Ultimately, it won’t. Ultimately, he is going to have to be better than the other 31 NFL coaches (or most of them) in identifying talent and constructing game plans.

But for now, this month, he seems to be interacting with the Seahawks as if they were just like another college team. He brought in 31 new players from the Seahawks of 2009, and while they were never particularly impressive, they went 7-9 and won the 2010 NFC West, the saddest division in NFL history.

And even without the benefit of hindsight, you could see how the Seahawks might give the Saints trouble, in Seattle. One of the loudest stadiums in the NFL. Outdoors (and the Saints prefer indoors). Saints defense has been a little shaky all season, and the offense was missing several weapons. And how seriously could the Saints, last year’s Super Bowl champions, take a Seahawks team that Las Vegas had deemed 10-plus points their inferior?

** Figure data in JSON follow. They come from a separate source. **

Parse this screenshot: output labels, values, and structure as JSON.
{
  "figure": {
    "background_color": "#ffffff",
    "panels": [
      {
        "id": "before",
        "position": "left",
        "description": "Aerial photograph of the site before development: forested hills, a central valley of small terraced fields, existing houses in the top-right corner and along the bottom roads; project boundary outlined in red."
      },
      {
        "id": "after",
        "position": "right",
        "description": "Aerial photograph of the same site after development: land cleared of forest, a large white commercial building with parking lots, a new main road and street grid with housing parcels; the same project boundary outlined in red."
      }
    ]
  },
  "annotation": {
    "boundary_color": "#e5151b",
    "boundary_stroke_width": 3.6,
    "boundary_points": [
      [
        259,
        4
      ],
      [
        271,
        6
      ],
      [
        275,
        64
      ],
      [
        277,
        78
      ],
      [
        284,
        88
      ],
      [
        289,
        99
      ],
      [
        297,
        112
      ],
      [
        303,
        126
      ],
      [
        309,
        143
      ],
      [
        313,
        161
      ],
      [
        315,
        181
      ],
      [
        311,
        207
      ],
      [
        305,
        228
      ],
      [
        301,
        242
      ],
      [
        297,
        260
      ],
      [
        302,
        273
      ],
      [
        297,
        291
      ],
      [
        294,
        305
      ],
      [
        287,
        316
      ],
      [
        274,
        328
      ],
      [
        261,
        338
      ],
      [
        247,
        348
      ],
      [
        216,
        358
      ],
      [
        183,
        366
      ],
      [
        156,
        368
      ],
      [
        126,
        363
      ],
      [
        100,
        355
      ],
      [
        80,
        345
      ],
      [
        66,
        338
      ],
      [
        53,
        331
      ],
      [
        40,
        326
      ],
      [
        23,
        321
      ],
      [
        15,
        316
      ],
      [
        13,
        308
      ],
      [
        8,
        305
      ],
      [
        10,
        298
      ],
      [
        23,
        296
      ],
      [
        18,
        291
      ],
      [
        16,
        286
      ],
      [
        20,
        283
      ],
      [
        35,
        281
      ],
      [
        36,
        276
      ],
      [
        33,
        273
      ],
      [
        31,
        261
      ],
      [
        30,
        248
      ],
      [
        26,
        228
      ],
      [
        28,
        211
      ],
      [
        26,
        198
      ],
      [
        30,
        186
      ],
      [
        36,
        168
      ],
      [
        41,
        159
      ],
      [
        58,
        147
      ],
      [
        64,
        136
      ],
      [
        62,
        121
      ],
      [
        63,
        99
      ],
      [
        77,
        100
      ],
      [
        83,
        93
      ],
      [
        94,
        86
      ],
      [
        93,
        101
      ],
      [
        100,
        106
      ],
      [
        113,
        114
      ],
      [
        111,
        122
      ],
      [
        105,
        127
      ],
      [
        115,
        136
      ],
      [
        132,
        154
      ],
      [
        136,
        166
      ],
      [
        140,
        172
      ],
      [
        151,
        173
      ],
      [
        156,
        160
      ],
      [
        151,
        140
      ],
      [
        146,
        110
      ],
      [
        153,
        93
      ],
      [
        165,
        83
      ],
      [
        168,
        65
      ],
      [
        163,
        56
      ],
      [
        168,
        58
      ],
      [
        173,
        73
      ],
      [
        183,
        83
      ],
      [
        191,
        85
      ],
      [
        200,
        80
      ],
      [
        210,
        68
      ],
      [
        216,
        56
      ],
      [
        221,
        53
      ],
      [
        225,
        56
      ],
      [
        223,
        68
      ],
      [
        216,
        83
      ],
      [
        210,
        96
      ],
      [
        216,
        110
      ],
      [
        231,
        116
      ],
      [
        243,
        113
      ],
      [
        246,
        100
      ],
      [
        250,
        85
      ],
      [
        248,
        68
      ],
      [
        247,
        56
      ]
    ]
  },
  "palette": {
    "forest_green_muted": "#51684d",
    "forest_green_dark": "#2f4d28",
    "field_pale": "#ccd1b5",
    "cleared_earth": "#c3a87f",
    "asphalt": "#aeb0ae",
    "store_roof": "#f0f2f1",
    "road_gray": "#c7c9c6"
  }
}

I was in Abu Dhabi, not in Seattle, when it all went down, but in my mind’s eye I can see that second-quarter turning point, when the Seahawks suddenly turned into a scoring machine, and the tidal wave of momentum they generated at that point. A group of 53 guys who had decided they really liked each other, united in common cause. Not even playing for the money, at that moment, but for professional reputation and even joy, and because that 59-year-old “kid” who is their coach actually did instill in them a belief they could win.

Thus, Pete ended up in some dogpile with the players at midfield,  and for one more day he wasn’t living the NFL experience as much as replicating the college experience.

Can this last another week? Unlikely, but not impossible. It’s not as if the Chicago Bears are some juggernaut. As much as any team in the NFL, they have “fluke” written all over them. Some close victories (four by four points or fewer), some lucky victories, a suspiciously competent Jay Cutler. Not a whole lot of offense. The advantage of bad weather, but how much worse will it be than Seattle? Not wetter, that’s for sure.

Plus, there’s this: One of Seattle’s seven regular-season victories this season was at Chicago. Yes. The Seahawks won 23-20, at Soldier Field, on October 17. (One of the reasons, I suppose, that so many people were never quite sold on these Bears.) Pete doesn’t even have to talk his team around into believing they actually can beat the Bears; they already have.

If this were the AFC playoffs, the Seahawks would be vaporized in this next round. By whomever. Actually, I wouldn’t like their chances, at all, against Green Bay and only marginally better against Atlanta. But at Chicago, with Pete jackin’ the guys up emotionally … maybe it happens. It’s not the way to bet, but I wouldn’t be surprised to open up my computer next weekend, see the score and say, “Pete!” again.